The puzzles are all straightforward and easy to medium in difficulty. I was able to get through them without a walkthrough. There is no inventory.

Some people will criticize the game because it does not conform to Western expectations of how story and acting should be done. But I was impressed with how the developers were able to capture the spirit of a saga. Remember, the Norse are the people who brought us Ragnarok, and nobody survives Ragnarok.

There was a humorous glitch in the game where I had saved right after the meeting with the Valkyrie (you can save anywhere). When I restarted the game I was pinned in space and the wagon went on leaving me dangling in midair. The game appeared to continue somewhere down the road without me. A restart cleared that bug and the game continued flawlessly.

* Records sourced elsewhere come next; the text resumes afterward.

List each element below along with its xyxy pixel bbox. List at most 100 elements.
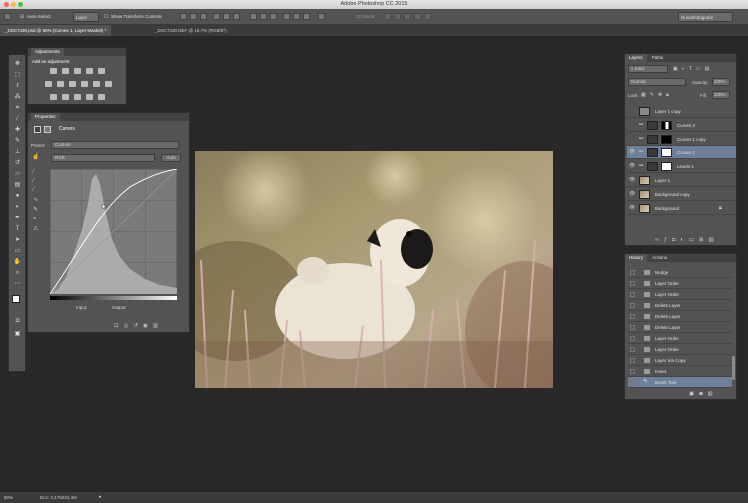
align-hcenter-icon[interactable] <box>223 13 230 20</box>
distribute-hcenter-icon[interactable] <box>293 13 300 20</box>
smooth-curve-icon[interactable]: ≈ <box>33 216 38 222</box>
filter-smart-icon[interactable]: ▤ <box>705 66 710 72</box>
visibility-eye-icon[interactable]: 👁︎ <box>629 202 635 214</box>
history-state[interactable]: Layer Via Copy <box>628 355 732 366</box>
tab-properties[interactable]: Properties <box>31 113 60 121</box>
distribute-vcenter-icon[interactable] <box>260 13 267 20</box>
history-brush-source-checkbox[interactable] <box>630 369 635 374</box>
lock-pixels-icon[interactable]: ✎ <box>650 92 654 98</box>
align-top-icon[interactable] <box>180 13 187 20</box>
close-window-button[interactable] <box>4 2 9 7</box>
visibility-eye-icon[interactable] <box>629 105 635 117</box>
dodge-tool-icon[interactable]: ◐ <box>13 203 22 211</box>
doc-tab-nef[interactable]: _DSC7430.NEF @ 16,7% (RGB/8*) <box>150 25 232 36</box>
preset-dropdown[interactable]: Custom <box>51 141 179 149</box>
layer-row[interactable]: ⚯ Curves 1 copy <box>627 133 736 146</box>
align-right-icon[interactable] <box>233 13 240 20</box>
history-state[interactable]: Layer Order <box>628 344 732 355</box>
color-lookup-icon[interactable] <box>105 81 112 87</box>
delete-adjustment-icon[interactable]: ▥ <box>153 323 158 329</box>
path-selection-tool-icon[interactable]: ➤ <box>13 236 22 244</box>
eyedropper-white-icon[interactable]: ⁄ <box>33 187 38 193</box>
layer-mask-thumbnail[interactable] <box>661 120 672 130</box>
visibility-eye-icon[interactable]: 👁︎ <box>629 188 635 200</box>
3d-rotate-icon[interactable] <box>384 13 391 20</box>
color-balance-icon[interactable] <box>57 81 64 87</box>
eraser-tool-icon[interactable]: ▱ <box>13 170 22 178</box>
visibility-eye-icon[interactable]: 👁︎ <box>629 160 635 172</box>
quick-select-tool-icon[interactable]: ⁂ <box>13 93 22 101</box>
invert-icon[interactable] <box>50 94 57 100</box>
adjustment-link-icon[interactable]: ⚯ <box>639 119 643 132</box>
brightness-icon[interactable] <box>50 68 57 74</box>
new-group-icon[interactable]: ▭ <box>689 237 694 243</box>
history-brush-source-checkbox[interactable] <box>630 347 635 352</box>
levels-icon[interactable] <box>62 68 69 74</box>
channel-mixer-icon[interactable] <box>93 81 100 87</box>
3d-slide-icon[interactable] <box>414 13 421 20</box>
history-brush-source-checkbox[interactable] <box>630 281 635 286</box>
tab-paths[interactable]: Paths <box>648 54 668 62</box>
history-state[interactable]: ✎ Brush Tool <box>628 377 732 388</box>
visibility-toggle-icon[interactable]: ◉ <box>143 323 148 329</box>
photo-filter-icon[interactable] <box>81 81 88 87</box>
curve-control-point[interactable] <box>101 204 106 209</box>
pen-tool-icon[interactable]: ✒ <box>13 214 22 222</box>
history-state[interactable]: Delete Layer <box>628 322 732 333</box>
layer-row[interactable]: 👁︎ Background copy <box>627 188 736 201</box>
curve-point-tool-icon[interactable]: ∿ <box>33 196 38 203</box>
align-vcenter-icon[interactable] <box>190 13 197 20</box>
lock-position-icon[interactable]: ✥ <box>658 92 662 98</box>
eyedropper-gray-icon[interactable]: ⁄ <box>33 178 38 184</box>
curves-icon[interactable] <box>74 68 81 74</box>
layer-row[interactable]: 👁︎ ⚯ Levels 1 <box>627 160 736 174</box>
layer-mask-thumbnail[interactable] <box>661 134 672 144</box>
layer-style-icon[interactable]: ƒ <box>664 237 667 243</box>
visibility-eye-icon[interactable]: 👁︎ <box>629 174 635 186</box>
workspace-switcher[interactable]: Hundefotografie <box>678 12 733 22</box>
crop-tool-icon[interactable]: ⌗ <box>13 104 22 112</box>
tab-layers[interactable]: Layers <box>625 54 647 62</box>
link-layers-icon[interactable]: ∞ <box>655 237 659 243</box>
exposure-icon[interactable] <box>86 68 93 74</box>
hue-saturation-icon[interactable] <box>45 81 52 87</box>
3d-roll-icon[interactable] <box>394 13 401 20</box>
align-left-icon[interactable] <box>213 13 220 20</box>
layer-thumbnail[interactable] <box>647 134 658 144</box>
selective-color-icon[interactable] <box>98 94 105 100</box>
opacity-field[interactable]: 100% <box>712 78 730 86</box>
history-scrollbar[interactable] <box>732 356 735 380</box>
layer-thumbnail[interactable] <box>647 162 658 172</box>
auto-align-icon[interactable] <box>318 13 325 20</box>
blur-tool-icon[interactable]: ● <box>13 192 22 200</box>
history-brush-source-checkbox[interactable] <box>630 336 635 341</box>
zoom-level[interactable]: 50% <box>4 492 13 503</box>
filter-shape-icon[interactable]: ▭ <box>696 66 701 72</box>
show-transform-checkbox[interactable]: ☐ <box>104 12 108 22</box>
tab-actions[interactable]: Actions <box>648 254 671 262</box>
history-brush-source-checkbox[interactable] <box>630 303 635 308</box>
layer-mask-icon[interactable] <box>44 126 51 133</box>
distribute-left-icon[interactable] <box>283 13 290 20</box>
adjustment-link-icon[interactable]: ⚯ <box>639 146 643 159</box>
visibility-eye-icon[interactable]: 👁︎ <box>629 146 635 158</box>
tab-history[interactable]: History <box>625 254 648 262</box>
layer-mask-thumbnail[interactable] <box>661 148 672 158</box>
healing-brush-tool-icon[interactable]: ✚ <box>13 126 22 134</box>
layer-row[interactable]: 👁︎ Layer 1 <box>627 174 736 187</box>
document-canvas[interactable] <box>195 151 553 388</box>
view-previous-state-icon[interactable]: ◎ <box>124 323 129 329</box>
history-brush-source-checkbox[interactable] <box>630 314 635 319</box>
add-mask-icon[interactable]: ◘ <box>672 237 675 243</box>
history-state[interactable]: Delete Layer <box>628 311 732 322</box>
filter-pixel-icon[interactable]: ▣ <box>673 66 678 72</box>
quick-mask-icon[interactable]: ◘ <box>13 317 22 325</box>
screen-mode-icon[interactable]: ▣ <box>13 330 22 338</box>
auto-select-dropdown[interactable]: Layer <box>73 12 99 22</box>
clone-stamp-tool-icon[interactable]: ⊥ <box>13 148 22 156</box>
marquee-tool-icon[interactable]: ⬚ <box>13 71 22 79</box>
visibility-eye-icon[interactable] <box>629 133 635 145</box>
adjustment-link-icon[interactable]: ⚯ <box>639 160 643 173</box>
eyedropper-tool-icon[interactable]: ⁄ <box>13 115 22 123</box>
zoom-tool-icon[interactable]: ⌕ <box>13 269 22 277</box>
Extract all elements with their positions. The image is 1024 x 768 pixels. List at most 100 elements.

The bottom line is that Fated is a visual feast and very dramatic. You feel you are taking part in something truly Wagnerian. And while it may not be exceptional (a little more actual game play in the beginning would have helped) or groundbreaking, it is thoroughly professional and a lot of fun. That earns it a final grade of “B.”

Authentic saga feel
Atmospheric graphics
Fair challenges
+/- Sagas do not follow the rules of Western literature
– Starts off slowly 
– Has the occasional glitch

System Requirements
MINIMUM Windows:
OS: Windows 7 SP1 or newer 64-bit
Processor: Intel i5-4590 equivalent or greater
Memory: 8 GB RAM
Graphics: NVIDIA GTX 970 / AMD 290 equivalent or greater
Storage: 6 GB available space
Additional Notes: 3x USB 3.0 ports, Compatible HDMI 1.3 video output
Note: Requires Oculus Rift, HTC Vive or PlayStation VR; also requires a gamepad

Bob Washburne

Bob Washburne

I have been playing adventure games since 1979 when I played "Adventure" on the DEC PDP minicomputer at work. The first adventure game I ever purchased was "Zork 1" for CP/M. I can remember the introduction of the IBM PC. I remember the invention of the microcomputer (actually, it was discovered rather than invented). I remember the invention of the minicomputer. Yes, I am an old fart. I have written 80 reviews and articles for JustAdventure starting with my review of "Bioscopia" in February of 2004. I currently own more adventure games than I will ever be able to play, let alone review. And I want more!